Note that the resulting :authority header must be subject to a secure
naming check controlled by the ChannelCredentials, with appropriate
defaults. In particular, TlsCredentials must by default perform a
per-RPC check that verifies that the RPC's :authority header matches
the name in the server's SSL cert. (C-core already has this check,
but Java and Go will need to add it.) Note that it is acceptable to
allow the application to explicitly inhibit this check, either by using
a ChannelCredentials implementation that doesn't support the check (e.g.,
InsecureCredentials or XdsCredentials) or by using an option to disable it
(e.g., TlsCredentials may expose an option to inhibit the check).
Use of the RDS auto_host_rewrite field will be guarded by the
GRPC_EXPERIMENTAL_XDS_AUTHORITY_REWRITE env var. The env var guard
will be removed once the feature passes interop tests.

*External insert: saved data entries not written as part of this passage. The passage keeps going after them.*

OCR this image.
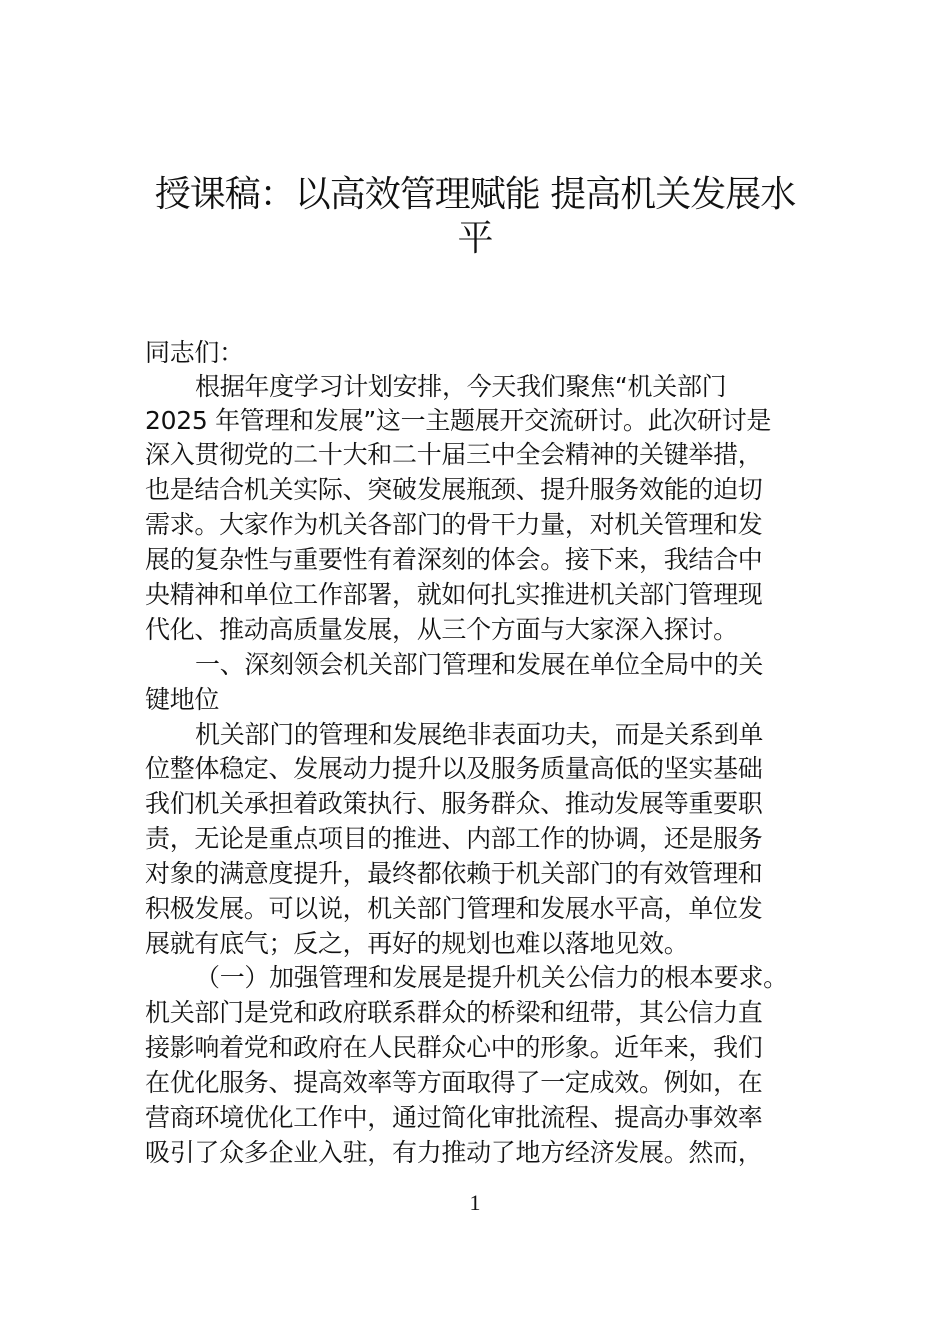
授课稿：以高效管理赋能 提高机关发展水
平
同志们：
根据年度学习计划安排，今天我们聚焦“机关部门
2025 年管理和发展”这一主题展开交流研讨。此次研讨是
深入贯彻党的二十大和二十届三中全会精神的关键举措，
也是结合机关实际、突破发展瓶颈、提升服务效能的迫切
需求。大家作为机关各部门的骨干力量，对机关管理和发
展的复杂性与重要性有着深刻的体会。接下来，我结合中
央精神和单位工作部署，就如何扎实推进机关部门管理现
代化、推动高质量发展，从三个方面与大家深入探讨。
一、深刻领会机关部门管理和发展在单位全局中的关
键地位
机关部门的管理和发展绝非表面功夫，而是关系到单
位整体稳定、发展动力提升以及服务质量高低的坚实基础
我们机关承担着政策执行、服务群众、推动发展等重要职
责，无论是重点项目的推进、内部工作的协调，还是服务
对象的满意度提升，最终都依赖于机关部门的有效管理和
积极发展。可以说，机关部门管理和发展水平高，单位发
展就有底气；反之，再好的规划也难以落地见效。
（一）加强管理和发展是提升机关公信力的根本要求。
机关部门是党和政府联系群众的桥梁和纽带，其公信力直
接影响着党和政府在人民群众心中的形象。近年来，我们
在优化服务、提高效率等方面取得了一定成效。例如，在
营商环境优化工作中，通过简化审批流程、提高办事效率
吸引了众多企业入驻，有力推动了地方经济发展。然而，
1
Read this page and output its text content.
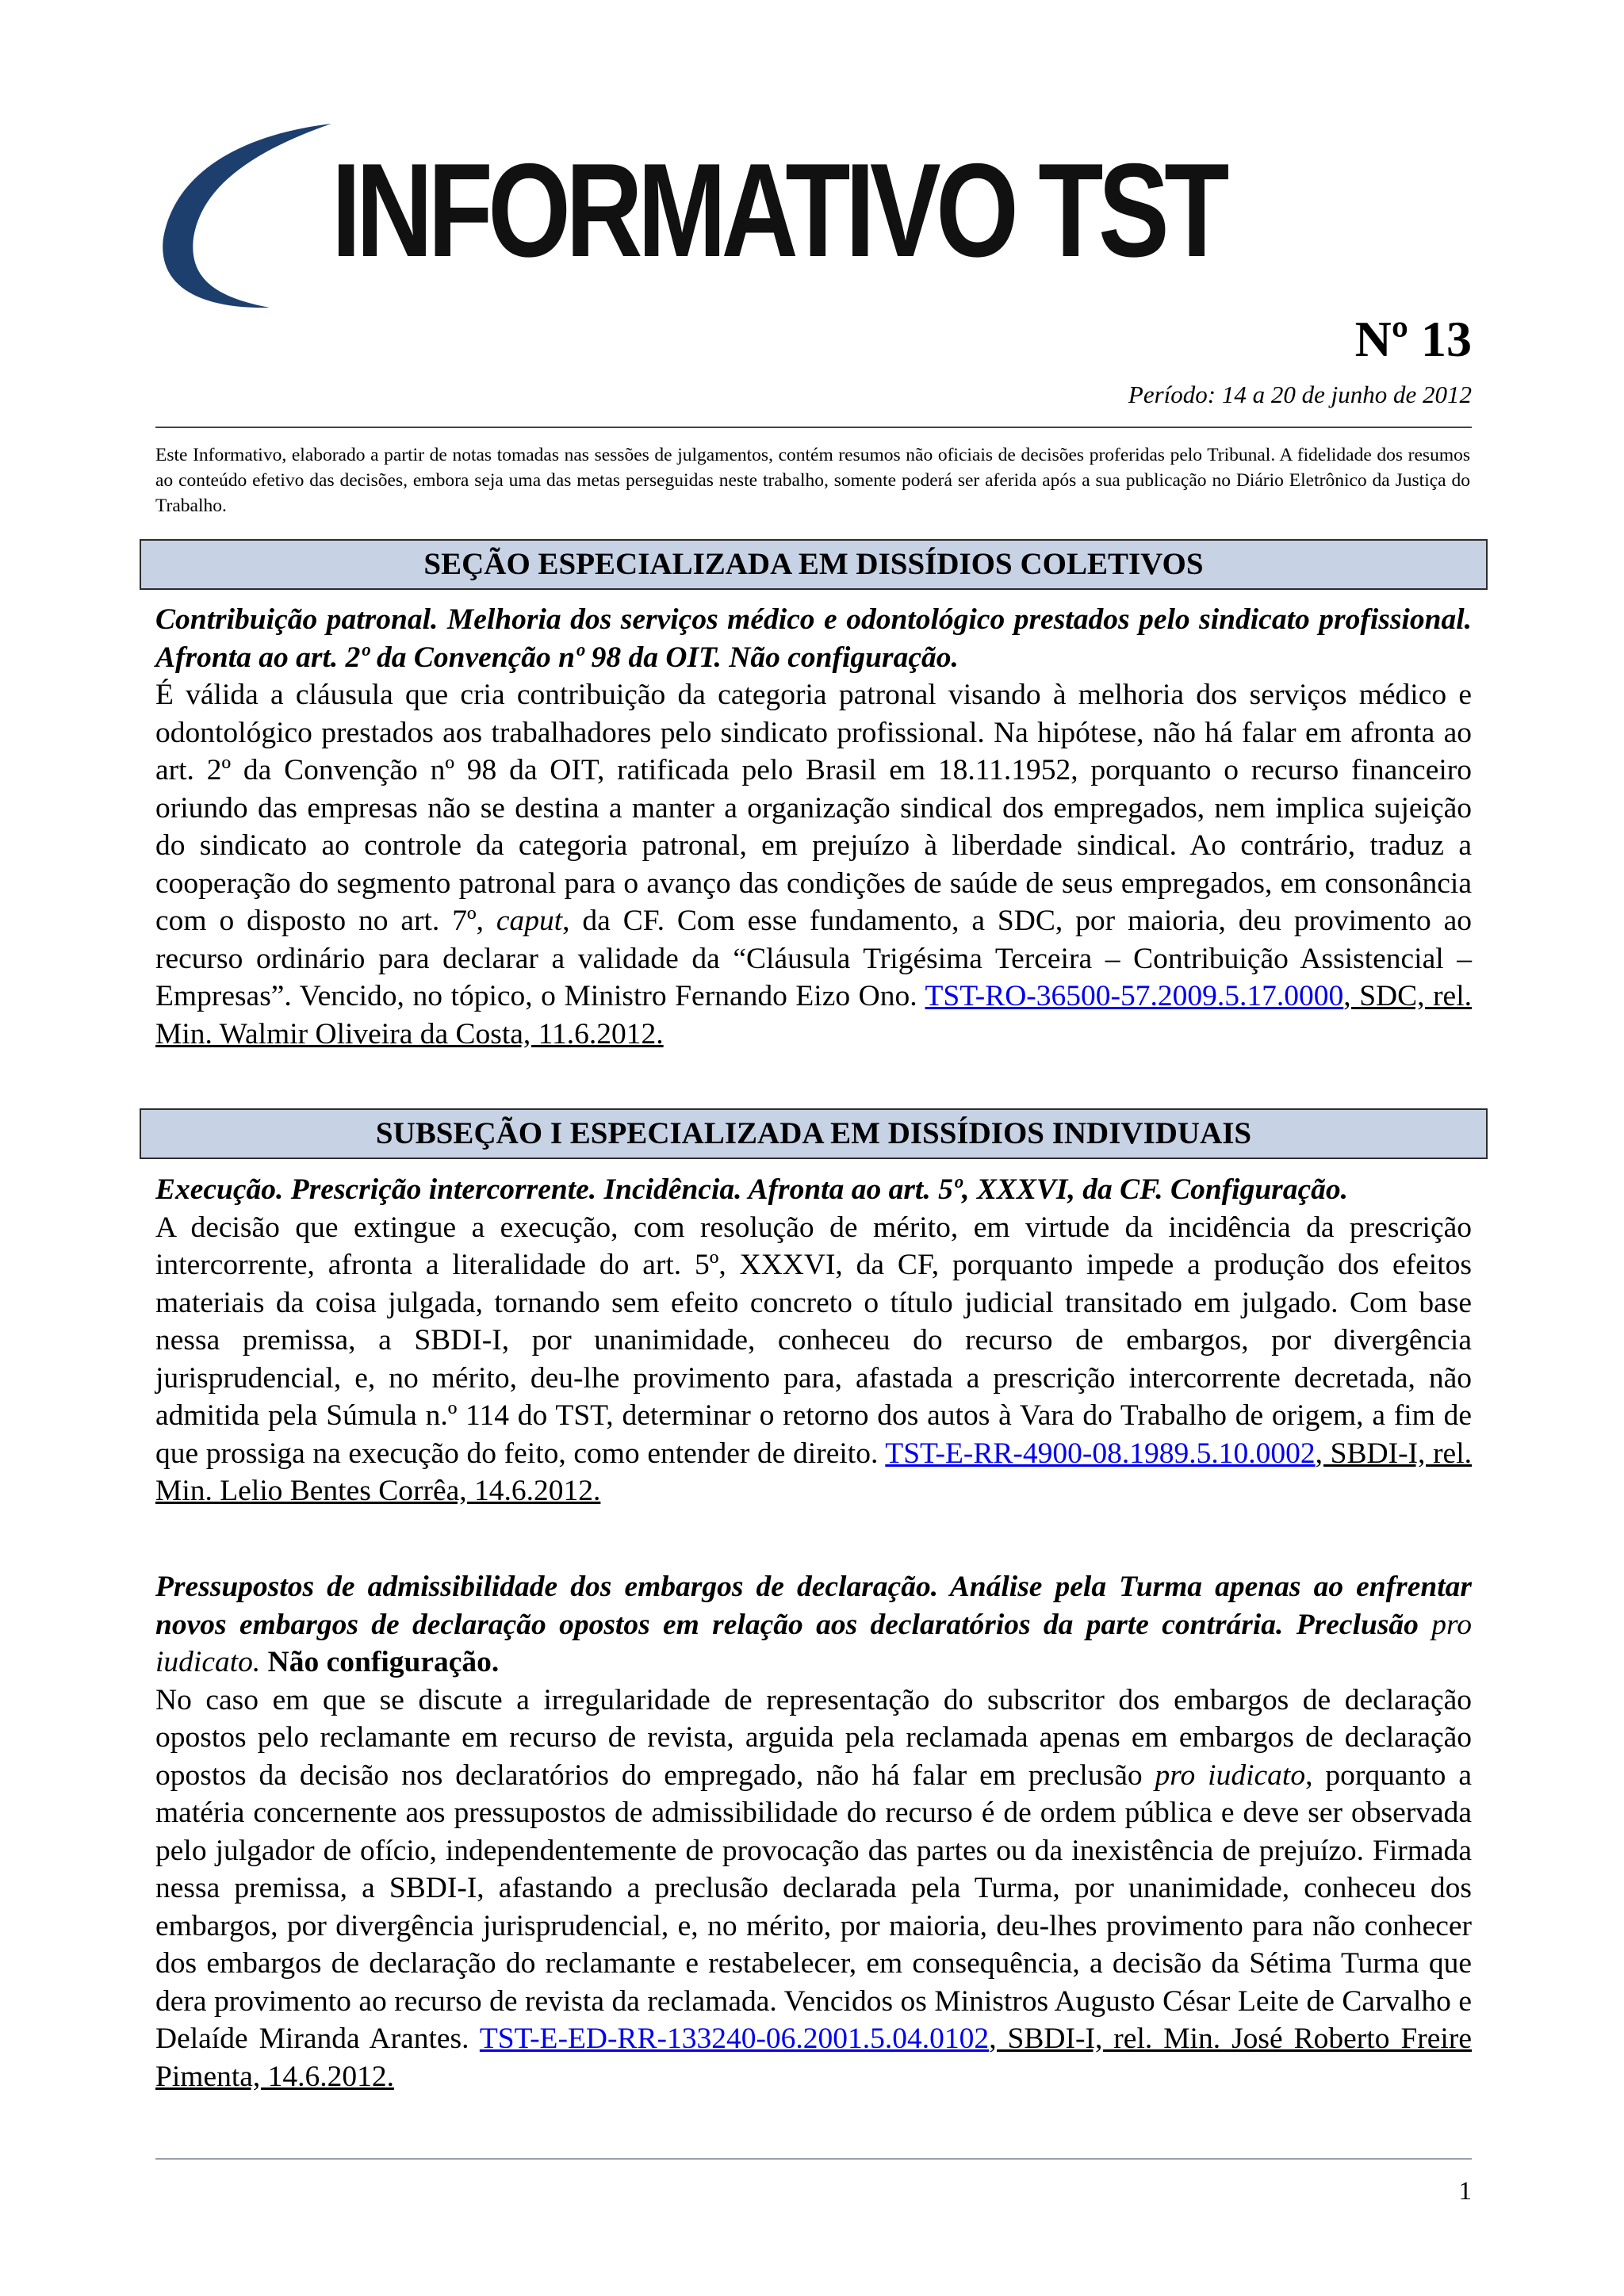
INFORMATIVO TST
Nº 13
Período: 14 a 20 de junho de 2012
Este Informativo, elaborado a partir de notas tomadas nas sessões de julgamentos, contém resumos não oficiais de decisões proferidas pelo Tribunal. A fidelidade dos resumos ao conteúdo efetivo das decisões, embora seja uma das metas perseguidas neste trabalho, somente poderá ser aferida após a sua publicação no Diário Eletrônico da Justiça do Trabalho.
SEÇÃO ESPECIALIZADA EM DISSÍDIOS COLETIVOS
Contribuição patronal. Melhoria dos serviços médico e odontológico prestados pelo sindicato profissional. Afronta ao art. 2º da Convenção nº 98 da OIT. Não configuração.
É válida a cláusula que cria contribuição da categoria patronal visando à melhoria dos serviços médico e odontológico prestados aos trabalhadores pelo sindicato profissional. Na hipótese, não há falar em afronta ao art. 2º da Convenção nº 98 da OIT, ratificada pelo Brasil em 18.11.1952, porquanto o recurso financeiro oriundo das empresas não se destina a manter a organização sindical dos empregados, nem implica sujeição do sindicato ao controle da categoria patronal, em prejuízo à liberdade sindical. Ao contrário, traduz a cooperação do segmento patronal para o avanço das condições de saúde de seus empregados, em consonância com o disposto no art. 7º, caput, da CF. Com esse fundamento, a SDC, por maioria, deu provimento ao recurso ordinário para declarar a validade da “Cláusula Trigésima Terceira – Contribuição Assistencial – Empresas”. Vencido, no tópico, o Ministro Fernando Eizo Ono. TST-RO-36500-57.2009.5.17.0000, SDC, rel. Min. Walmir Oliveira da Costa, 11.6.2012.
SUBSEÇÃO I ESPECIALIZADA EM DISSÍDIOS INDIVIDUAIS
Execução. Prescrição intercorrente. Incidência. Afronta ao art. 5º, XXXVI, da CF. Configuração.
A decisão que extingue a execução, com resolução de mérito, em virtude da incidência da prescrição intercorrente, afronta a literalidade do art. 5º, XXXVI, da CF, porquanto impede a produção dos efeitos materiais da coisa julgada, tornando sem efeito concreto o título judicial transitado em julgado. Com base nessa premissa, a SBDI-I, por unanimidade, conheceu do recurso de embargos, por divergência jurisprudencial, e, no mérito, deu-lhe provimento para, afastada a prescrição intercorrente decretada, não admitida pela Súmula n.º 114 do TST, determinar o retorno dos autos à Vara do Trabalho de origem, a fim de que prossiga na execução do feito, como entender de direito. TST-E-RR-4900-08.1989.5.10.0002, SBDI-I, rel. Min. Lelio Bentes Corrêa, 14.6.2012.
Pressupostos de admissibilidade dos embargos de declaração. Análise pela Turma apenas ao enfrentar novos embargos de declaração opostos em relação aos declaratórios da parte contrária. Preclusão pro iudicato. Não configuração.
No caso em que se discute a irregularidade de representação do subscritor dos embargos de declaração opostos pelo reclamante em recurso de revista, arguida pela reclamada apenas em embargos de declaração opostos da decisão nos declaratórios do empregado, não há falar em preclusão pro iudicato, porquanto a matéria concernente aos pressupostos de admissibilidade do recurso é de ordem pública e deve ser observada pelo julgador de ofício, independentemente de provocação das partes ou da inexistência de prejuízo. Firmada nessa premissa, a SBDI-I, afastando a preclusão declarada pela Turma, por unanimidade, conheceu dos embargos, por divergência jurisprudencial, e, no mérito, por maioria, deu-lhes provimento para não conhecer dos embargos de declaração do reclamante e restabelecer, em consequência, a decisão da Sétima Turma que dera provimento ao recurso de revista da reclamada. Vencidos os Ministros Augusto César Leite de Carvalho e Delaíde Miranda Arantes. TST-E-ED-RR-133240-06.2001.5.04.0102, SBDI-I, rel. Min. José Roberto Freire Pimenta, 14.6.2012.
1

We considered several alternatives to the server feature for enabling use of authority rewriting:
- Using the existing XdsCredentials API (introduced in gRFC A29) to also enable authority rewriting. This was deemed too complicated to implement in some languages, since we would have needed to provide a way to determine what channel credentials were used from the xDS routing code. Also would have enabled the feature per channel instead of per control plane.
- Providing a channel option. This would have required too much work on the part of applications to enable it on every individual channel. There were also some implementation challenges in some languages. And it would not have provided a clean way to enforce disabling the setting in environments where that is required. Also would have enabled the feature per channel instead of per control plane.
- Providing an environment variable. This would also require applications to do work, although it would be in the deployment instead of in the application code. And it would still not provide a clean way to enforce disabling the setting in environments where that is required. Also would have enabled the feature per process instead of per control plane.
C-core implementation in grpc/grpc#37087.
Will also be implemented in Java, Go, and Node.